September 13, 2016
The power goes out. Is a storm or downed line to blame for the power outage? No—an attack by a malicious hacker is the cause.
Your local power grid may not seem like a likely target for cyber hackers, but cybersecurity threats are an all-too-real risk for many buildings and electric grids connected to the Internet. According to a U.S. Department of Homeland Security report, although “the energy sector only represents 5-6 percent of U.S. GDP, the energy industry is subject to roughly 32 percent of all cyberattacks.”

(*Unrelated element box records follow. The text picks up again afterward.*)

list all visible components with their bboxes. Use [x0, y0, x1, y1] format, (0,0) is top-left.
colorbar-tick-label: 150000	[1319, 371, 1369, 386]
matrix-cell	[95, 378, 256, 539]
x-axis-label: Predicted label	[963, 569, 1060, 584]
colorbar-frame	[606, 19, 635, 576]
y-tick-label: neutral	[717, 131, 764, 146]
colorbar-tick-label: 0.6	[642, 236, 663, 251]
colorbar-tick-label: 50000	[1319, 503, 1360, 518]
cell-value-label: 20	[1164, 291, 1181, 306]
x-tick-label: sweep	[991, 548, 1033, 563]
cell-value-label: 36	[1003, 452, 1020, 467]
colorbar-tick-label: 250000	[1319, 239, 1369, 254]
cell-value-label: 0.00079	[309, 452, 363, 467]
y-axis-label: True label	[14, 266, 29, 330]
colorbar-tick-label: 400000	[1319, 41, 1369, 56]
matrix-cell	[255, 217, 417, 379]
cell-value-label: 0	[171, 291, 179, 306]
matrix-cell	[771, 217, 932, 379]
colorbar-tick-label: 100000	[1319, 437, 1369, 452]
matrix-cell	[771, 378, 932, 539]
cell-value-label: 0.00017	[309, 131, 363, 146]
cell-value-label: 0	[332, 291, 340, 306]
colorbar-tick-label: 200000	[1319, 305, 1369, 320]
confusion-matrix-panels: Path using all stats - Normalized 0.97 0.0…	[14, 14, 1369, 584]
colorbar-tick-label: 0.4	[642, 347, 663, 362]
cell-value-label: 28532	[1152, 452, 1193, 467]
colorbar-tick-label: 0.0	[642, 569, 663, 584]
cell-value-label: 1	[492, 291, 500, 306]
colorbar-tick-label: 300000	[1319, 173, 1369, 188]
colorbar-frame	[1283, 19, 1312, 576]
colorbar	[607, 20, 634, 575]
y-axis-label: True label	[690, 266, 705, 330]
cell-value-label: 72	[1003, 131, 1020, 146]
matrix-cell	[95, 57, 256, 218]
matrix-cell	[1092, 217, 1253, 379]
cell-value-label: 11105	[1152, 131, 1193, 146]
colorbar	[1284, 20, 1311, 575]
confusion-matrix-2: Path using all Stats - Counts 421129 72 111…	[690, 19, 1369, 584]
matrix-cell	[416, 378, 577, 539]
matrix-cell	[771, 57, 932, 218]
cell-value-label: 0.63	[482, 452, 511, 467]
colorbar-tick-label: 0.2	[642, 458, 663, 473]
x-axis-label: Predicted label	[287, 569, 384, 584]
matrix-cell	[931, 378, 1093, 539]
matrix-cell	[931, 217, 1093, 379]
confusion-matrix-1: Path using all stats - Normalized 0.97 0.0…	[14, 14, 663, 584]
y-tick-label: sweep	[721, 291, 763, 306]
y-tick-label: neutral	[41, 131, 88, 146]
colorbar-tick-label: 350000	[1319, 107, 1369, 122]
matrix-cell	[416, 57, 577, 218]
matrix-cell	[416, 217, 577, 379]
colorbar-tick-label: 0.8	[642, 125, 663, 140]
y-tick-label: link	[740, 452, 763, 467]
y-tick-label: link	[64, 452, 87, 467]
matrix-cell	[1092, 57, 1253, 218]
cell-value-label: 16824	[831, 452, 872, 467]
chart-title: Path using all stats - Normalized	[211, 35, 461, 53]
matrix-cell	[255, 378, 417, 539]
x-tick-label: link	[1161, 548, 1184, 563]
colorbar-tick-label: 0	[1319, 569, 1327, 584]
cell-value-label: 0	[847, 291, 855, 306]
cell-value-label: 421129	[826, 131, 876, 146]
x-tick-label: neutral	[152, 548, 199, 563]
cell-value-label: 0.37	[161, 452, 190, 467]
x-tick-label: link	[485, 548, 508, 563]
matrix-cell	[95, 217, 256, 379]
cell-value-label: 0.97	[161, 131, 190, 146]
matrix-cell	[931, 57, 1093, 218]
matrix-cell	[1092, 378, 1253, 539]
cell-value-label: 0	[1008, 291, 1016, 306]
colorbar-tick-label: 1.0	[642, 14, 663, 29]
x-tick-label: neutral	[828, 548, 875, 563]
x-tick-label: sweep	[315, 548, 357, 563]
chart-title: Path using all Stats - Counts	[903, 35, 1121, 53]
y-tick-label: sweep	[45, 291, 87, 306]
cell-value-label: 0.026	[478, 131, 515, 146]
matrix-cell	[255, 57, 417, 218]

In response to this vulnerability, the Senate recently passed a comprehensive energy reform bill that, among a number of other things, would establish a mechanism for dealing with cybersecurity threats to the electric grid. The bill, the Energy Policy Modernization Act of 2016, would designate the U.S. Department of Energy as the agency responsible for protecting the grid from cybersecurity threats.
This bill would also expand the Secretary of Energy’s authority under the Fixing America’s Surface Transportation (FAST) Act, which took effect in December 2015. The FAST Act established the Secretary’s power to address power grid security emergencies. The Senate’s bill, however, would clarify and extend this authority to include cybersecurity threats.
Under the Senate bill, the President would determine when a hacker’s attack on an electrical grid necessitates “immediate action.” After that determination, the Secretary of Energy would have the authority to intervene, ordering power companies to protect the power system as well as directing them how to do so. These emergency orders from the Secretary would be able to be given without prior notice and could remain in effect for up to 30 days, although in some circumstances they could be amended to last for as long as 90 days. To preempt financial concerns from energy companies and their shareholders, the bill contains provisions allowing companies to recoup the costs for actions ordered by the Secretary.